Shortly after my abstracts were accepted, another company bought the company that I worked for, and I decided not to accept the new owner’s offer of employment. I remained an employee of the first company until it was dissolved, but I was never an employee of the one that bought it.
I notified my former employer that I would be happy to have someone from my old company as a co-author on the paper I was to present and that my former colleague could present the other paper, on which I would be identified as lead author. I discovered, however, that my name had been taken off both abstracts. I contacted my former employer, who said that the work was the intellectual property of the new company. I was offered the option of writing the paper and sitting in the audience, as a co-author, while someone else presented it. Otherwise, the new company would withdraw the paper from the conference. It was unclear whether I was being offered the option of being a co-author on the second paper.
I understand intellectual-property issues; I probably signed a document stating that any work I did as an employee belonged to the company. I am not claiming ownership of the work, however, just the right to present it. I naturally would acknowledge my previous employer and I would be happy to have someone from that company as a co-author.
I told a friend who is a tenured university professor what happened, and he said that he had never heard of such a thing. He had collaborated with colleagues on research who then left his university but whose role on all submitted work was unchanged. Is my previous employer being ethical in trying to prevent me from presenting work that I alone conceived? Name Withheld
As is common in the private sector, you evidently ceded to your old employer the intellectual property you created as an employee. At least some of the content of your two papers — the material sketched in the abstracts — falls into its purview: The company has, in whole or in part, an ownership claim, which gives it a say in what you do with them.
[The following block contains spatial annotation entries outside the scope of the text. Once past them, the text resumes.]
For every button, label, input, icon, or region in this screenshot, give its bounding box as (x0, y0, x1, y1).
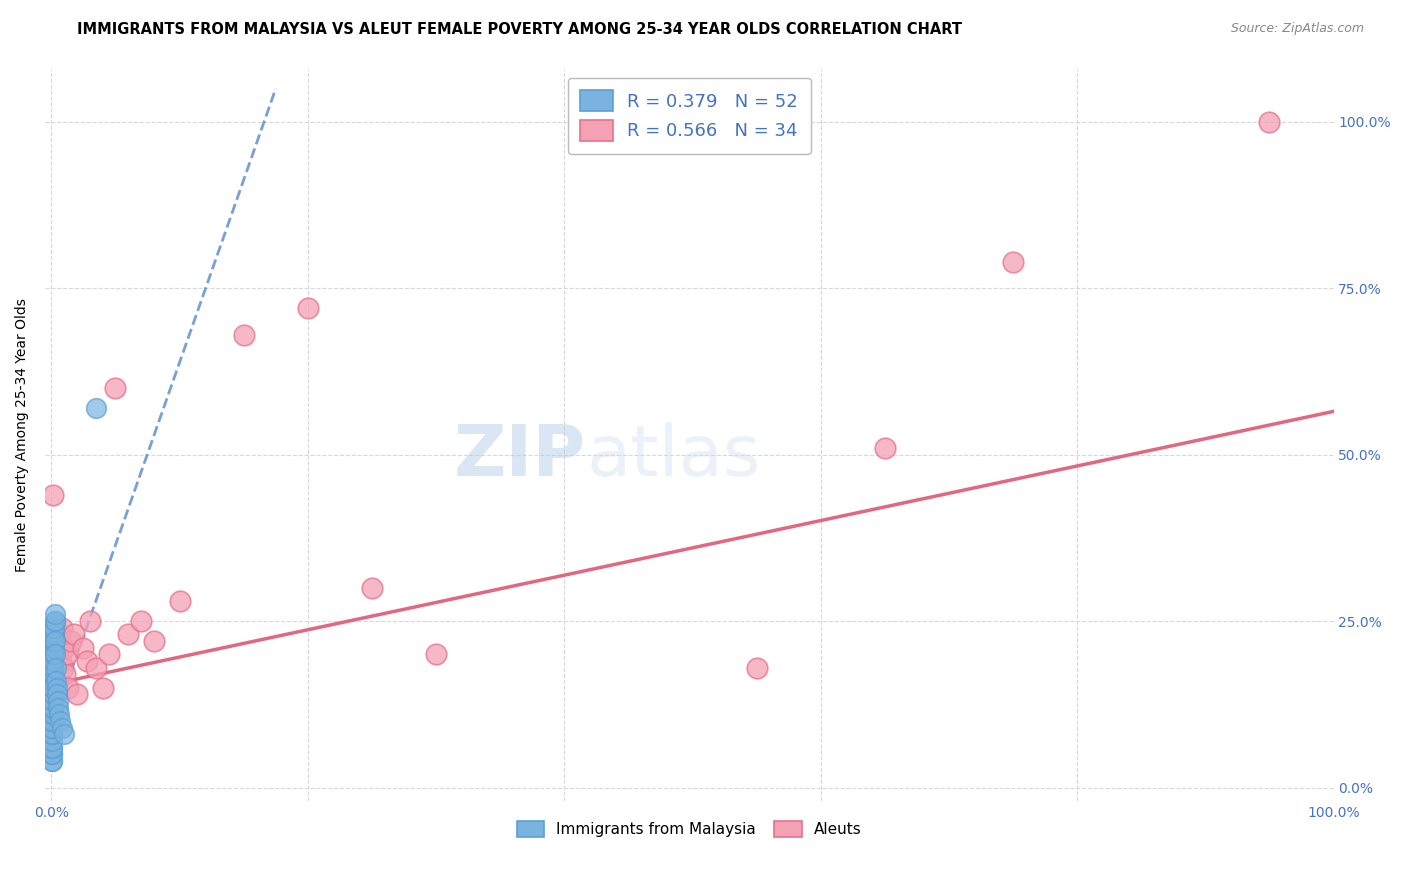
Point (117, 627, 139, 641)
Point (42, 634, 65, 648)
Point (169, 594, 191, 608)
Point (45, 673, 67, 688)
Point (41, 740, 63, 755)
Point (1001, 254, 1024, 268)
Text: ZIP: ZIP (454, 422, 586, 491)
Point (41, 727, 63, 741)
Point (41, 740, 63, 755)
Point (42, 661, 65, 675)
Legend: Immigrants from Malaysia, Aleuts: Immigrants from Malaysia, Aleuts (509, 814, 869, 845)
Point (41, 687, 63, 701)
Point (42, 488, 65, 502)
Point (425, 648, 447, 662)
Point (44, 648, 66, 662)
Point (84, 661, 107, 675)
Point (51, 621, 73, 635)
Point (84, 401, 107, 415)
Point (41, 707, 63, 722)
Point (44, 621, 66, 635)
Point (44, 648, 66, 662)
Point (46, 687, 69, 701)
Text: IMMIGRANTS FROM MALAYSIA VS ALEUT FEMALE POVERTY AMONG 25-34 YEAR OLDS CORRELATI: IMMIGRANTS FROM MALAYSIA VS ALEUT FEMALE… (77, 22, 962, 37)
Point (44, 614, 66, 628)
Point (41, 714, 63, 728)
Point (42, 673, 65, 688)
Point (42, 634, 65, 648)
Point (42, 648, 65, 662)
Point (91, 681, 114, 695)
Point (41, 700, 63, 714)
Point (361, 581, 384, 595)
Point (41, 721, 63, 735)
Point (873, 441, 896, 455)
Point (44, 614, 66, 628)
Point (76, 654, 98, 668)
Point (46, 634, 69, 648)
Point (745, 661, 768, 675)
Point (56, 681, 79, 695)
Point (59, 634, 82, 648)
Point (297, 301, 319, 316)
Point (51, 721, 73, 735)
Text: Source: ZipAtlas.com: Source: ZipAtlas.com (1230, 22, 1364, 36)
Point (42, 687, 65, 701)
Point (41, 747, 63, 762)
Point (41, 700, 63, 714)
Point (142, 634, 165, 648)
Point (44, 634, 66, 648)
Point (48, 700, 70, 714)
Point (63, 627, 86, 641)
Point (49, 627, 72, 641)
Point (42, 667, 65, 681)
Point (53, 640, 76, 655)
Point (55, 648, 77, 662)
Point (41, 694, 63, 708)
Point (42, 640, 65, 655)
Point (41, 707, 63, 722)
Y-axis label: Female Poverty Among 25-34 Year Olds: Female Poverty Among 25-34 Year Olds (15, 298, 30, 572)
Point (42, 627, 65, 641)
Point (41, 714, 63, 728)
Point (41, 727, 63, 741)
Point (41, 734, 63, 748)
Point (45, 661, 67, 675)
Point (55, 667, 77, 681)
Point (52, 661, 75, 675)
Point (48, 640, 70, 655)
Point (48, 707, 70, 722)
Point (53, 727, 76, 741)
Point (45, 681, 67, 695)
Point (49, 714, 72, 728)
Point (66, 687, 89, 701)
Point (41, 721, 63, 735)
Point (41, 754, 63, 768)
Point (232, 327, 254, 342)
Point (41, 747, 63, 762)
Point (41, 754, 63, 768)
Point (42, 667, 65, 681)
Point (79, 614, 101, 628)
Point (104, 381, 127, 395)
Text: atlas: atlas (586, 422, 761, 491)
Point (44, 621, 66, 635)
Point (42, 681, 65, 695)
Point (42, 654, 65, 668)
Point (42, 681, 65, 695)
Point (129, 614, 152, 628)
Point (46, 694, 69, 708)
Point (72, 640, 94, 655)
Point (98, 648, 121, 662)
Point (1258, 115, 1281, 129)
Point (49, 654, 72, 668)
Point (42, 661, 65, 675)
Point (42, 634, 65, 648)
Point (44, 607, 66, 622)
A claim to ownership, however, doesn’t entail claims over authorship. A Jeff Koons rabbit can be yours for $91 million, but you don’t thereby acquire the right to say you made it, or helped make it. Similarly, under the Berne Convention (a longstanding international agreement about copyright, first adopted in 1886), an author who assigns the copyright of a work to another person or entity retains “moral rights,” including the right to be identified as the author and not to have the work distorted or misrepresented. Under the threat of withdrawing the papers altogether, your old employers are trying to dilute your authorship. They’re doing so by removing your name from the abstracts, by having you demote yourself to co-author (of at least one paper you would have been solely responsible for; with the other paper, it sounds as if you decided to spread credit yourself) and by preventing you from presenting either paper.
Here, they’re out of bounds. It’s an act of abuse when owners intrude into ascriptions of authorship. If the two papers were presented by others, you should feel free to stand up and say that you’re entirely responsible for one and did the analysis for the other, assuming that’s the case. In academia, typically, the ethos is indeed very different. Even when universities claim ownership of inventions by students or faculty that might generate commercial revenue, they tend to split the revenue with the inventors. An administration that sought to police the presentation of research and distort its authorship would be roundly vilified. Your previous firm may be within its rights in preventing you from presenting work you did as its employee, but its conduct is ungenerous, underhanded and alien to the spirit of intellectual inquiry that produces work worth owning.